À qui veut échapper à l’inhumanité d’une civilisation absurde et inconséquente, il reste, peut-être, un ultime refuge : l’enfance. Gage de l’avenir, espoir du retour à une vue saine et naturelle des réalités essentielles déformées par la société de « progrès », l’enfant paraît dans la littérature anglaise avec Songs of Innocence (1789), de Blake. Dickens, créateur des inoubliables Oliver Twist (1837-39) et David Copperfield (1849-50), révèle aux victoriens qu’ils sont en train de perdre leur âme en prostituant l’innocence. Pureté dans un monde perverti chez G. Eliot (The Mill on the Floss, 1860 ; Silas Marner, 1861), l’enfant mûrit, semble-t-il, chez V. Woolf (To the Lighthouse, 1927).

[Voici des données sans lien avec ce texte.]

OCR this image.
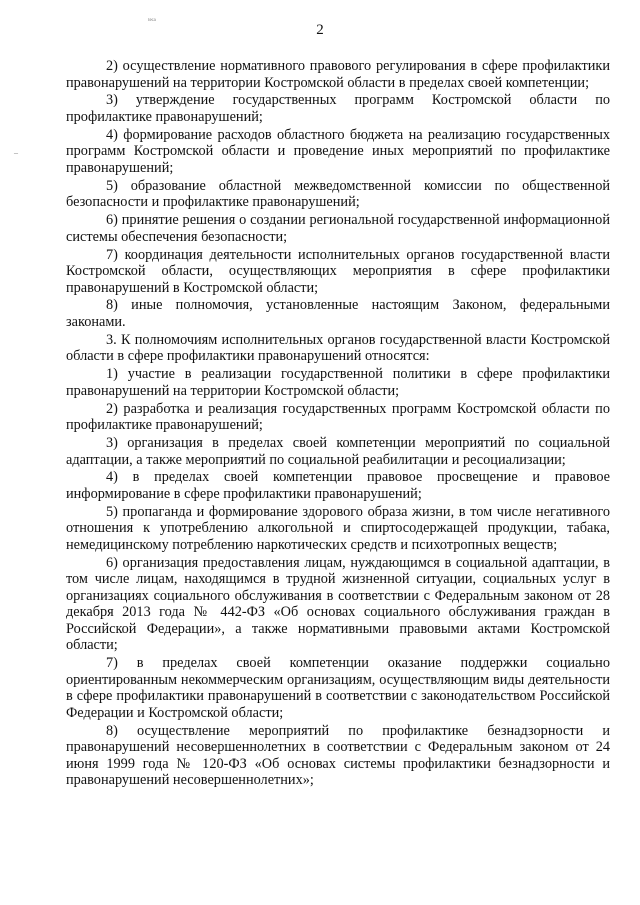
2
ᵗᵉᶜᵃ
–

2) осуществление нормативного правового регулирования в сфере профилактики правонарушений на территории Костромской области в пределах своей компетенции;

3) утверждение государственных программ Костромской области по профилактике правонарушений;

4) формирование расходов областного бюджета на реализацию государственных программ Костромской области и проведение иных мероприятий по профилактике правонарушений;

5) образование областной межведомственной комиссии по общественной безопасности и профилактике правонарушений;

6) принятие решения о создании региональной государственной информационной системы обеспечения безопасности;

7) координация деятельности исполнительных органов государственной власти Костромской области, осуществляющих мероприятия в сфере профилактики правонарушений в Костромской области;

8) иные полномочия, установленные настоящим Законом, федеральными законами.

3. К полномочиям исполнительных органов государственной власти Костромской области в сфере профилактики правонарушений относятся:

1) участие в реализации государственной политики в сфере профилактики правонарушений на территории Костромской области;

2) разработка и реализация государственных программ Костромской области по профилактике правонарушений;

3) организация в пределах своей компетенции мероприятий по социальной адаптации, а также мероприятий по социальной реабилитации и ресоциализации;

4) в пределах своей компетенции правовое просвещение и правовое информирование в сфере профилактики правонарушений;

5) пропаганда и формирование здорового образа жизни, в том числе негативного отношения к употреблению алкогольной и спиртосодержащей продукции, табака, немедицинскому потреблению наркотических средств и психотропных веществ;

6) организация предоставления лицам, нуждающимся в социальной адаптации, в том числе лицам, находящимся в трудной жизненной ситуации, социальных услуг в организациях социального обслуживания в соответствии с Федеральным законом от 28 декабря 2013 года № 442-ФЗ «Об основах социального обслуживания граждан в Российской Федерации», а также нормативными правовыми актами Костромской области;

7) в пределах своей компетенции оказание поддержки социально ориентированным некоммерческим организациям, осуществляющим виды деятельности в сфере профилактики правонарушений в соответствии с законодательством Российской Федерации и Костромской области;

8) осуществление мероприятий по профилактике безнадзорности и правонарушений несовершеннолетних в соответствии с Федеральным законом от 24 июня 1999 года № 120-ФЗ «Об основах системы профилактики безнадзорности и правонарушений несовершеннолетних»;
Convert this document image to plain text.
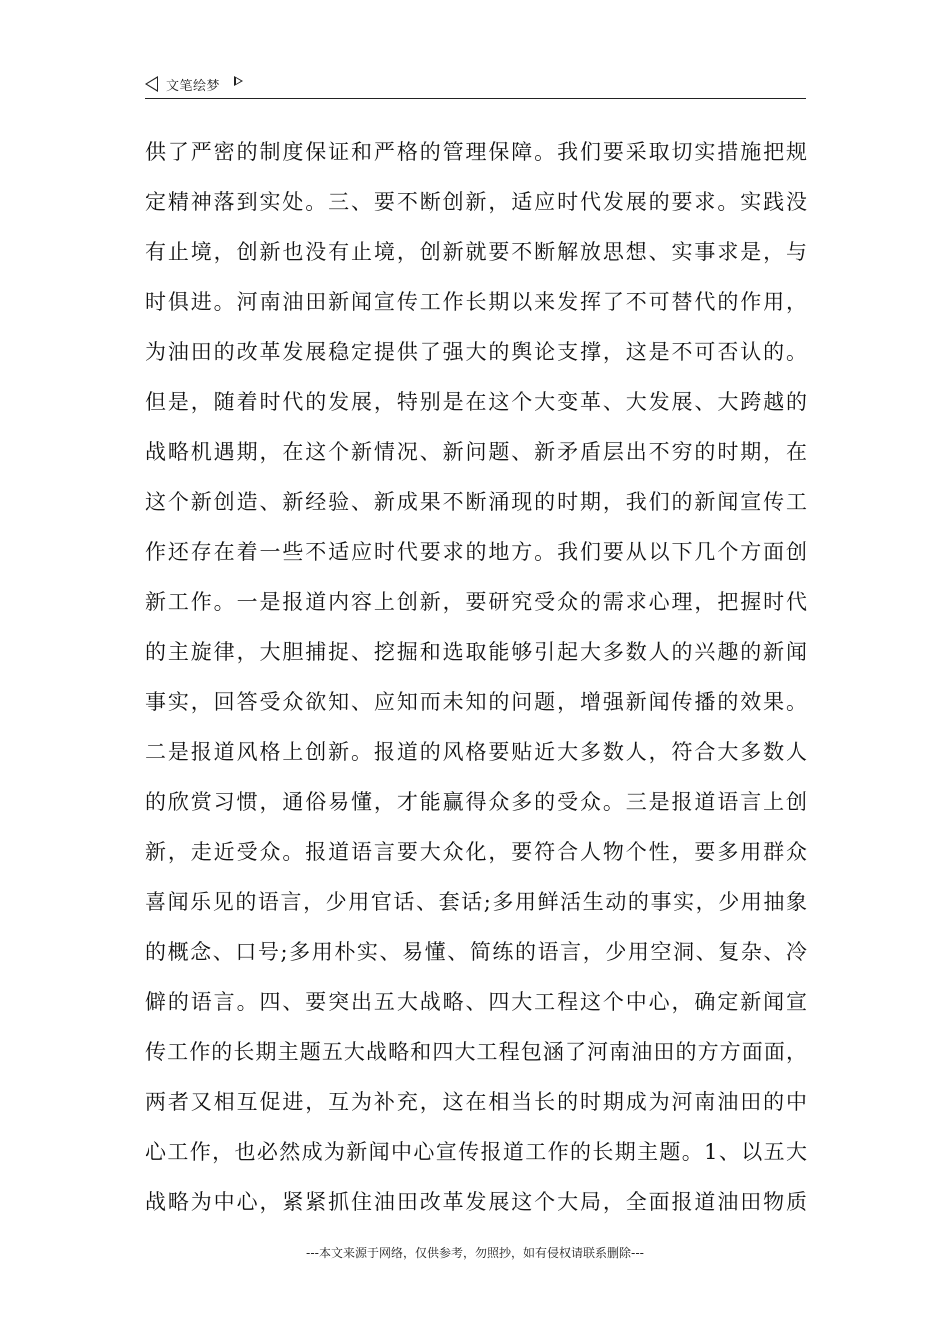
文笔绘梦
供了严密的制度保证和严格的管理保障。我们要采取切实措施把规
定精神落到实处。三、要不断创新，适应时代发展的要求。实践没
有止境，创新也没有止境，创新就要不断解放思想、实事求是，与
时俱进。河南油田新闻宣传工作长期以来发挥了不可替代的作用，
为油田的改革发展稳定提供了强大的舆论支撑，这是不可否认的。
但是，随着时代的发展，特别是在这个大变革、大发展、大跨越的
战略机遇期，在这个新情况、新问题、新矛盾层出不穷的时期，在
这个新创造、新经验、新成果不断涌现的时期，我们的新闻宣传工
作还存在着一些不适应时代要求的地方。我们要从以下几个方面创
新工作。一是报道内容上创新，要研究受众的需求心理，把握时代
的主旋律，大胆捕捉、挖掘和选取能够引起大多数人的兴趣的新闻
事实，回答受众欲知、应知而未知的问题，增强新闻传播的效果。
二是报道风格上创新。报道的风格要贴近大多数人，符合大多数人
的欣赏习惯，通俗易懂，才能赢得众多的受众。三是报道语言上创
新，走近受众。报道语言要大众化，要符合人物个性，要多用群众
喜闻乐见的语言，少用官话、套话;多用鲜活生动的事实，少用抽象
的概念、口号;多用朴实、易懂、简练的语言，少用空洞、复杂、冷
僻的语言。四、要突出五大战略、四大工程这个中心，确定新闻宣
传工作的长期主题五大战略和四大工程包涵了河南油田的方方面面，
两者又相互促进，互为补充，这在相当长的时期成为河南油田的中
心工作，也必然成为新闻中心宣传报道工作的长期主题。1、以五大
战略为中心，紧紧抓住油田改革发展这个大局，全面报道油田物质
---本文来源于网络，仅供参考，勿照抄，如有侵权请联系删除---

Celui de H. James (What Maisie knew, 1897) ou de L. P. Hartley (The Go-Between, 1954), enfermé dans son univers, découvre, encore étonné, celui des adultes. Dans l’œuvre de miss Compton-Burnett (Man Servant and Maid Servant, 1947 ; The Mighty and Their Fall, 1961), le regard de l’enfance a perdu toute puérilité. Inquiétant et lucide, il veille. Étudié de toutes les manières, sans exclure psychanalyse et entomologie (Lord of the Flies, 1954, de W. Golding), l’enfant n’est pas seulement un grand thème de la littérature anglaise. Les œuvres sur l’enfance s’accompagnent des ouvrages pour l’enfance. À côté de l’Alice de Carroll prennent place The Water-Babies (1863), de Ch. Kingsley, The Happy Prince... (1888), d’O. Wilde, ou les célèbres Just So Stories... (1902), de R. Kipling, ainsi que le Peter Pan and Wendy (1911) de J. M. Barrie ou The Gipsy’s Baby (1946), de R. Lehmann.